Sasori didn’t respond, his gaze distant as he stared at the village below. “We’ve finished here.”

Deidara frowned, his playful attitude fading as he noticed the change in Sasori’s demeanor. “You okay, old man? You look... different, un.”

“I’m fine,” Sasori said quietly, though he knew it wasn’t true. Something inside him had shifted, something fundamental. He had spent his entire life chasing immortality, but now, standing here in the aftermath of the battle, he realized that he had been wrong all along.

Without another word, Sasori turned and walked away, leaving Deidara to stare after him in confusion.

_______________________________________________________________

That night, Sasori returned to his workshop, his hands trembling slightly as he unrolled the scroll containing the blueprints for his parents’ puppets. He had spent so many years trying to preserve them, trying to make them eternal. But now, as he looked at the designs, he realized that it was time to let them go.

With a slow, deliberate motion, Sasori set fire to the scroll, watching as the flames consumed the delicate paper. The blueprints curled and blackened, turning to ash before his eyes.

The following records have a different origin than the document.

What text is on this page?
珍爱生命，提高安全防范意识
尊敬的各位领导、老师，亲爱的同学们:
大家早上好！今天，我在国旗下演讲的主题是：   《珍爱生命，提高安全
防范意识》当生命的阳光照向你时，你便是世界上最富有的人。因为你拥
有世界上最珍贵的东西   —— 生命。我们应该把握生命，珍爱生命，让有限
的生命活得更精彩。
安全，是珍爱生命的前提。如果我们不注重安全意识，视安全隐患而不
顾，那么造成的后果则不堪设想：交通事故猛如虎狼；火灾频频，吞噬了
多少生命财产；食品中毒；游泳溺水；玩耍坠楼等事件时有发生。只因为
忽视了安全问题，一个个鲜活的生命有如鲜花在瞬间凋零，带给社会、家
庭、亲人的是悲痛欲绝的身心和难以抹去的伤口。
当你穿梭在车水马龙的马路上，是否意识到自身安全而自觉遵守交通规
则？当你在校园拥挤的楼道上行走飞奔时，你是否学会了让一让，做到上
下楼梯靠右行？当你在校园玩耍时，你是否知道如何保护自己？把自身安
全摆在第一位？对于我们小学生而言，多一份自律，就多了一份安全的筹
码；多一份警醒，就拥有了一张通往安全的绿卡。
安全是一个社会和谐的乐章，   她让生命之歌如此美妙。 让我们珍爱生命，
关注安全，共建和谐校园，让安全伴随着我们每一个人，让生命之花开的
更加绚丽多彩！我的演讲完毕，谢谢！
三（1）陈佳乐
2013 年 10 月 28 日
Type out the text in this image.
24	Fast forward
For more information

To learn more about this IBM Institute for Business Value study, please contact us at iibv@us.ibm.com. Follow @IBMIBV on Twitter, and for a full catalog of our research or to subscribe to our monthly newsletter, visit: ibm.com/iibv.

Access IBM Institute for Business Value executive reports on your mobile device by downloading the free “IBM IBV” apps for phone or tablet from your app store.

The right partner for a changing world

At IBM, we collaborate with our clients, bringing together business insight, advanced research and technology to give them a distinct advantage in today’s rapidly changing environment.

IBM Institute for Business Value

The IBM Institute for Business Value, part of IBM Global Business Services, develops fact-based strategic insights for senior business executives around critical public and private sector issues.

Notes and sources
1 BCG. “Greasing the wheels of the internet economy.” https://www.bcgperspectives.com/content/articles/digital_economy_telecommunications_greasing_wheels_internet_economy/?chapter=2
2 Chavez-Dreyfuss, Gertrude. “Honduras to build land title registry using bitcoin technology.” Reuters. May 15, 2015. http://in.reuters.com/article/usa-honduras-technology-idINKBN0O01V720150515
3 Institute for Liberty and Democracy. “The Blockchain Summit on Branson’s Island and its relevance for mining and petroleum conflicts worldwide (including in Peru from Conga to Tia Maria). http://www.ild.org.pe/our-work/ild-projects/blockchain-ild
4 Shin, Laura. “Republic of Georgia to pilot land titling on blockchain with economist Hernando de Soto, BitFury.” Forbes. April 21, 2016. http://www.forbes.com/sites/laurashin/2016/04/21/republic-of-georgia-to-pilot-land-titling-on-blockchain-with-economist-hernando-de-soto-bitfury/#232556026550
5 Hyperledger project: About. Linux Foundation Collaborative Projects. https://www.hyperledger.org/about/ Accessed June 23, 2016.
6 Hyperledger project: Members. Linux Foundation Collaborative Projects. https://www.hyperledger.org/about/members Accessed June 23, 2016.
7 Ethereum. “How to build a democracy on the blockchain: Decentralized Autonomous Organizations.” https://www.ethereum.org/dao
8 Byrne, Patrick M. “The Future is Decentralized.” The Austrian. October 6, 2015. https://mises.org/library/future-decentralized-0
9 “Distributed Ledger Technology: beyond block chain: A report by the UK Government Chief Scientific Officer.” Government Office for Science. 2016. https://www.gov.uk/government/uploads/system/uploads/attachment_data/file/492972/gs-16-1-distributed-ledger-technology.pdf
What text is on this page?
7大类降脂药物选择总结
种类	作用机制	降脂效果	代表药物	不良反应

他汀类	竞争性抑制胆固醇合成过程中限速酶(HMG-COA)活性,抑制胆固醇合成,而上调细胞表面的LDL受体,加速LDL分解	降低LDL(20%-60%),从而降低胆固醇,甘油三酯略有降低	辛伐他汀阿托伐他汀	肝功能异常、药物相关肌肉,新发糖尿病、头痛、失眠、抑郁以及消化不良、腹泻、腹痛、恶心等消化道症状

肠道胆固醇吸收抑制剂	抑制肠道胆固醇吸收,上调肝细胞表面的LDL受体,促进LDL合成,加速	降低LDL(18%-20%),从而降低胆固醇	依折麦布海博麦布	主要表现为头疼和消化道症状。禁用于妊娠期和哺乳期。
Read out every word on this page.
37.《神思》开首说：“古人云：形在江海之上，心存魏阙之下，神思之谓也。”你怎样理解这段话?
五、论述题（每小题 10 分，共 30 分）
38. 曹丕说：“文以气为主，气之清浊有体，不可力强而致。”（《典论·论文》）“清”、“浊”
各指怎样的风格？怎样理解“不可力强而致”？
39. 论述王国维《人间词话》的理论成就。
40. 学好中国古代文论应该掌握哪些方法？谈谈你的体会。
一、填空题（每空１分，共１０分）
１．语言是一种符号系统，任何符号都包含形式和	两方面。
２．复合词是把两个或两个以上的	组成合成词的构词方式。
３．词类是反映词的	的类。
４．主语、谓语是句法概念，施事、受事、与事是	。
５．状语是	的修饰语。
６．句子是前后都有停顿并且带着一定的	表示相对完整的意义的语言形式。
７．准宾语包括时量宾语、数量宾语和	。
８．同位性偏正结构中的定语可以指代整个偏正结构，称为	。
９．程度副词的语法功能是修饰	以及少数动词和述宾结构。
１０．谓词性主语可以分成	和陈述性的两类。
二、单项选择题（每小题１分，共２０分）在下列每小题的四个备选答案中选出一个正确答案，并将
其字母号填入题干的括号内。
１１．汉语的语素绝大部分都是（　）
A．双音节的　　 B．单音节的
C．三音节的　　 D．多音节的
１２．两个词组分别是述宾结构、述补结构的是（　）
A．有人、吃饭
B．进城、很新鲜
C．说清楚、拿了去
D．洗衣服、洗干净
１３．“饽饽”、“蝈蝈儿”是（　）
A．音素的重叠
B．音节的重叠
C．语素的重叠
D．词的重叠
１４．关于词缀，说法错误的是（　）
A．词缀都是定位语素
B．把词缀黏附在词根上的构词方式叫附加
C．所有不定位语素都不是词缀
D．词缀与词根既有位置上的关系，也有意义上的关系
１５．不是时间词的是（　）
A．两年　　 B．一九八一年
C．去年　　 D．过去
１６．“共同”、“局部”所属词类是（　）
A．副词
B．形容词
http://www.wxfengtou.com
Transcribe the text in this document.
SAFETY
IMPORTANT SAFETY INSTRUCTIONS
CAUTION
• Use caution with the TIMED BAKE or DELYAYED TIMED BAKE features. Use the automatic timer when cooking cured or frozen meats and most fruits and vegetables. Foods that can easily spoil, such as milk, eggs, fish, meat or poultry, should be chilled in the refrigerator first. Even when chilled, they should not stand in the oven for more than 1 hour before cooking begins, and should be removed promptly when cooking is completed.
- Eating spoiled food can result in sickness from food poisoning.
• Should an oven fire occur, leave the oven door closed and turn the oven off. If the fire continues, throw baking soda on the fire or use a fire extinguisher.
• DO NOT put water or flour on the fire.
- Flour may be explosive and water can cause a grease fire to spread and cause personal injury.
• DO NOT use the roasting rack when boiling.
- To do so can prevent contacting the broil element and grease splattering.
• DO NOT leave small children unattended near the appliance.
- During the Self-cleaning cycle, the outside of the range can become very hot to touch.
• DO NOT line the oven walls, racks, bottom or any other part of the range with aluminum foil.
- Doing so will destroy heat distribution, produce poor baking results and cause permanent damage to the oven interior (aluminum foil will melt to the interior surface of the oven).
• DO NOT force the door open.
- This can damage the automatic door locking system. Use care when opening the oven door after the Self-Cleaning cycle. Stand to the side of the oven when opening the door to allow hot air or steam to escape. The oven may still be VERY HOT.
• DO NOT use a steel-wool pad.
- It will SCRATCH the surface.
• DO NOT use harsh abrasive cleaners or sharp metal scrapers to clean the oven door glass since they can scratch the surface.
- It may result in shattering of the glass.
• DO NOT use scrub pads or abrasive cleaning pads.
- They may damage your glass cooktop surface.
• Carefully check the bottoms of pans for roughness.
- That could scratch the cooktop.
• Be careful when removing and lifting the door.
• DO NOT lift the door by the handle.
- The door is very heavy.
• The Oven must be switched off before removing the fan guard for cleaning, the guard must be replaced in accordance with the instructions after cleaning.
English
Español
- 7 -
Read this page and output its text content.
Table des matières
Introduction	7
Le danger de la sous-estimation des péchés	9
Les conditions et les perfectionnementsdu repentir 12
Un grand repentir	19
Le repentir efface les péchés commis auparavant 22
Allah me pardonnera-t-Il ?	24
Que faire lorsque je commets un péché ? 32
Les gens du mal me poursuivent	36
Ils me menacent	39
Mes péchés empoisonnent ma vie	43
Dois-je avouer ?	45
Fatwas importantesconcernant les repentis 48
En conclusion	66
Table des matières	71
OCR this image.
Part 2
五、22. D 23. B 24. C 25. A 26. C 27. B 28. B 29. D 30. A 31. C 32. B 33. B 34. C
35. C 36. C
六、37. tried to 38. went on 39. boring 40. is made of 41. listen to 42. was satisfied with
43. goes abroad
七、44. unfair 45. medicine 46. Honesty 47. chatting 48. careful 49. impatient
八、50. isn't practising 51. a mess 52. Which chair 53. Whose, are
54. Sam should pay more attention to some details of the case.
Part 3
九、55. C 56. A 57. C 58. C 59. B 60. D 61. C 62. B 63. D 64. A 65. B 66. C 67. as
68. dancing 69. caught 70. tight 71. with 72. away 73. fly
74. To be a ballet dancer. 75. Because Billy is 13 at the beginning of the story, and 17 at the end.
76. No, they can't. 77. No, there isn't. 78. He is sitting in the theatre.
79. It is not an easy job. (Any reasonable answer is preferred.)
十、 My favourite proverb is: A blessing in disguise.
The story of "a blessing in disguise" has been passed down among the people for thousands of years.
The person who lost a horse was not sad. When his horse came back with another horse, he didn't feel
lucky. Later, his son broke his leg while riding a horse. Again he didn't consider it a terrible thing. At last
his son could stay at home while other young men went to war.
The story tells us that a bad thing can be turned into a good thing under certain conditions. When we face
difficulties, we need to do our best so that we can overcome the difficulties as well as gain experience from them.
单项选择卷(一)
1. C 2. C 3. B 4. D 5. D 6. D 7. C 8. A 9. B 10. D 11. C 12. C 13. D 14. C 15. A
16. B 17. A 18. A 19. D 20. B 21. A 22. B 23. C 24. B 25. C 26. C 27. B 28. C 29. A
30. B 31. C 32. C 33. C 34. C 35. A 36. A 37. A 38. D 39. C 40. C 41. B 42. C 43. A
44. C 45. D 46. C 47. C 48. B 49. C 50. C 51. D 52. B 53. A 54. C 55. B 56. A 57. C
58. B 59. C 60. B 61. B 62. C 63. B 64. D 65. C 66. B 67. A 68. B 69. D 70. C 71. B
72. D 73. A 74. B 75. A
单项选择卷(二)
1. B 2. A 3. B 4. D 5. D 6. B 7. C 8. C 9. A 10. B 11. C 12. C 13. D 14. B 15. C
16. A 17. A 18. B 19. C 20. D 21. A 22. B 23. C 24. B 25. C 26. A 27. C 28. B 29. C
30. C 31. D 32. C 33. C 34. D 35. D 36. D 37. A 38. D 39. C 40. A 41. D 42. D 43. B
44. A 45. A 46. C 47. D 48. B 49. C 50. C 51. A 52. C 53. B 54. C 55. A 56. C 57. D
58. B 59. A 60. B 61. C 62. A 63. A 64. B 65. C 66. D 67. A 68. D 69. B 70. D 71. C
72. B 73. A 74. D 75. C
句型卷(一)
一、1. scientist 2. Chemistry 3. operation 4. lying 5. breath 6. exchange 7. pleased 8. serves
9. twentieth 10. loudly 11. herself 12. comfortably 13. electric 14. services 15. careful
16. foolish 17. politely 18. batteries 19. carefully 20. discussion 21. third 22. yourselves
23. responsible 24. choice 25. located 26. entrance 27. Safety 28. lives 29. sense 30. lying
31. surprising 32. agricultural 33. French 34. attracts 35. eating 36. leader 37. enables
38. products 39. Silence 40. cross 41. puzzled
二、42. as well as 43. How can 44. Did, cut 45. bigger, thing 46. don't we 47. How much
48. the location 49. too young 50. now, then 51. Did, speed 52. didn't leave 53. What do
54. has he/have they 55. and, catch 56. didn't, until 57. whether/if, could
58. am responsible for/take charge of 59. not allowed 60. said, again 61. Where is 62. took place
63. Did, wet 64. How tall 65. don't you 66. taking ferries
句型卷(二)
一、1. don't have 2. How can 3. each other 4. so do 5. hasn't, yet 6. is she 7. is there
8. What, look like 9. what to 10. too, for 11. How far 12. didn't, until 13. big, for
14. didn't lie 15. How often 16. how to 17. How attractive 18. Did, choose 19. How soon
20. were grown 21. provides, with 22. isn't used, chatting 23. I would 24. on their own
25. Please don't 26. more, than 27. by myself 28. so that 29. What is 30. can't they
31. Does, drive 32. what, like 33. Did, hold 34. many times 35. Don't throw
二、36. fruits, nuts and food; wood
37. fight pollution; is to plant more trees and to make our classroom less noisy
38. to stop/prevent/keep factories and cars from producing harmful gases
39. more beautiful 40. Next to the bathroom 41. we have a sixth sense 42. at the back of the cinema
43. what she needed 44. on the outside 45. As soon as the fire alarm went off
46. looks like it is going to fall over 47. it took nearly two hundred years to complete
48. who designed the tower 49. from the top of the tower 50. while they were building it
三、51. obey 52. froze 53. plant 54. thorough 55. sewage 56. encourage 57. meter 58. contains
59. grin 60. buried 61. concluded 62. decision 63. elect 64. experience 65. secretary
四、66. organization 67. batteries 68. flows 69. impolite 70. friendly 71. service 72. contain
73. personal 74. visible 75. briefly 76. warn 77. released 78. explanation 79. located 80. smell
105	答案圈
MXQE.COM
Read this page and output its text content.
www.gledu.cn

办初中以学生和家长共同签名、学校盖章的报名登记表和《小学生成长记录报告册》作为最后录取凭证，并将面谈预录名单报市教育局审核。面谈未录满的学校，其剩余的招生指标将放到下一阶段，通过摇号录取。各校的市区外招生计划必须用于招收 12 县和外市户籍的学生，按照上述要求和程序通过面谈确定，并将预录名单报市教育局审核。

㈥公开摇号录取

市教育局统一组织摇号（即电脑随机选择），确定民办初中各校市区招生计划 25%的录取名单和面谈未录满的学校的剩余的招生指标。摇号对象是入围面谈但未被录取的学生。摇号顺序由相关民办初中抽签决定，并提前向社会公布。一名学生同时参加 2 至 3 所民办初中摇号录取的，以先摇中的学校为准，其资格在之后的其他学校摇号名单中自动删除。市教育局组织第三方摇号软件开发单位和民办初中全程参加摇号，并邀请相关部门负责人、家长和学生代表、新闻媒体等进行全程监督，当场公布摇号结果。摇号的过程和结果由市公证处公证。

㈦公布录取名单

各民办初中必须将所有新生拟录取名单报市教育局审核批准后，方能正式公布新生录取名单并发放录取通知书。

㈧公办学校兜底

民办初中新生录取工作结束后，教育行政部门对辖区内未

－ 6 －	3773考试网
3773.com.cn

For the first time in years, Sasori felt something like peace.

He had been wrong about art. True art wasn’t about immortality. It wasn’t about creating something that lasted forever. True art was about the moment, about the beauty that existed in the fact that it could never be repeated.

As the last of the scroll turned to ash, Sasori sat back, his gaze distant. He had spent his life chasing perfection, but now, at the end of it all, he realized that the true beauty of life was in its imperfection.

And for the first time, Sasori felt ready to let go.